Defense Secretary Jim Mattis says the revamped U.S. strategy for Afghanistan, which he promised by mid-July, is still not finished.

Mattis, speaking to reporters in an impromptu session Friday, said "it's underway," but would not says how soon it will be ready to present to the president. "You know me, I don't give timelines," he said.

Even though it's already mid-July, Mattis said mid-July remains his goal to complete the review.

"Somewhere around there," he said. "We are driven by the maturity of the discussion, and where we're at. We're not going to meet some timeline if we are not ready, but we are pretty close."

One holdup appears to be a White House initiative backed by chief strategist Steve Bannon to use private contractors to train and equip Afghan forces in the future, a proposal that was first reported by the New York Times.

Mattis is said to be opposed to the idea, which is designed to save money but is often more expensive than using U.S. military personnel.

The idea of using more contractors and fewer troops was defended Thursday by Sebastian Gorka, presidential deputy assistant. He told CNN, "We open the door here at the White House to outside ideas."

"It's about saving the U.S. taxpayer money, it's about creating indigenous capacity," Gorka said. He also appeared to confirm that Erik Prince, a founder of the private security firm Blackwater Worldwide, was among those approached for alternatives to dispatching more U.S. troops.

"This is a former operator. This is a man who hires former operators, first tier, special operations forces, retired individuals, not to go and fight there instead of somebody else, but to help the Afghans, to help local indigenous forces protect their own territory," Gorka said. "So this is a cost-cutting venture."

This week, Sen.

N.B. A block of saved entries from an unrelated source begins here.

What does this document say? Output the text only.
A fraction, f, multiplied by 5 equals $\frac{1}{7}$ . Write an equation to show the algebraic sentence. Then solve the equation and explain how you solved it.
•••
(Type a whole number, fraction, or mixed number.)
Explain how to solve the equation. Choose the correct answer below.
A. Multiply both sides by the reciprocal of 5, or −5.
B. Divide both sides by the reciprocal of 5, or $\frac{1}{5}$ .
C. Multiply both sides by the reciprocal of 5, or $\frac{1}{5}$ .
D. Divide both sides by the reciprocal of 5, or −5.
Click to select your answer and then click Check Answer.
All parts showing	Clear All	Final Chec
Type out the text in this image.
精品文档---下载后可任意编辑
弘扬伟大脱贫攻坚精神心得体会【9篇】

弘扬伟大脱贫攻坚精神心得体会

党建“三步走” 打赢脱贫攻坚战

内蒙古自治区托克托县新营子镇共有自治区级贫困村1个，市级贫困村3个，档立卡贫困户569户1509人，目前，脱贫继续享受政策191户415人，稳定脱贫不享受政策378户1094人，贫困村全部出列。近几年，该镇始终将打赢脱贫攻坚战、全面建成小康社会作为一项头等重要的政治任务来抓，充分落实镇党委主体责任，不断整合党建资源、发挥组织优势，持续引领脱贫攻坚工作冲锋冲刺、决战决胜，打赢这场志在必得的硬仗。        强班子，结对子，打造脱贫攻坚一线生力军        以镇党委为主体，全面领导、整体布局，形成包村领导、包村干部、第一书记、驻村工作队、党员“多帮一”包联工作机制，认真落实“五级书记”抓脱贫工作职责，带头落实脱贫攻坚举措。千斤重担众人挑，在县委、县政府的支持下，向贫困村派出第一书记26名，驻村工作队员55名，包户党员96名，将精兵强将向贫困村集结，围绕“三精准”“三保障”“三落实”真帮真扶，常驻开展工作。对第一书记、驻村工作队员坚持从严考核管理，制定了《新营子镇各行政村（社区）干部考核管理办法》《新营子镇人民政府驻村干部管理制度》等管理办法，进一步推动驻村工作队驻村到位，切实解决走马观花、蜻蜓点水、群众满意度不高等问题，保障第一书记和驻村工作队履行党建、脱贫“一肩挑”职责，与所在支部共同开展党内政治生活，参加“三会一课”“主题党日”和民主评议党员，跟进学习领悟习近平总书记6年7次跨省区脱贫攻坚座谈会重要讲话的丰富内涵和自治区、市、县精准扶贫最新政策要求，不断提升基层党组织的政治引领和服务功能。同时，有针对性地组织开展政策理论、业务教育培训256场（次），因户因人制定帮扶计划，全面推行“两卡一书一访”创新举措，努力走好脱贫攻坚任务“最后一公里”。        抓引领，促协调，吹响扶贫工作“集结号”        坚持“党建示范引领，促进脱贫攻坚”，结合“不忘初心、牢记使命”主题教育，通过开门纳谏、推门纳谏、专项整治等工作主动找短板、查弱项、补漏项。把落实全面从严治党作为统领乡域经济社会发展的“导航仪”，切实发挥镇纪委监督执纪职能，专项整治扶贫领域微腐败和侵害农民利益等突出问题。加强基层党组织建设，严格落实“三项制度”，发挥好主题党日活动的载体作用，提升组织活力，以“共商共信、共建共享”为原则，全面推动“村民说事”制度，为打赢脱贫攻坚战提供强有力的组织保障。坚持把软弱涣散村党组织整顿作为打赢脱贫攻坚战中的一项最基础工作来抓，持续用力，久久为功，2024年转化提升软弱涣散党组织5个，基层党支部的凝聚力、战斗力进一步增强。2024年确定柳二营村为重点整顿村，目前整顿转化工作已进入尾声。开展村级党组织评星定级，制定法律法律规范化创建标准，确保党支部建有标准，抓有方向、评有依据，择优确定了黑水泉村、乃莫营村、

John McCain, R-Ariz., chairman of the Senate Armed Services Committee, expressed frustration that the promised strategy has not been provided to the Congress, and threatened to insert his own strategy into the Senate version of the National Defense Authorization Bill.

At a defense ministers meeting in Brussels last month, NATO countries committed to send several thousand additional military trainers to support the alliances "Resolute Support" mission of which the U.S. contribution was expected to number as many as 4,000 troops.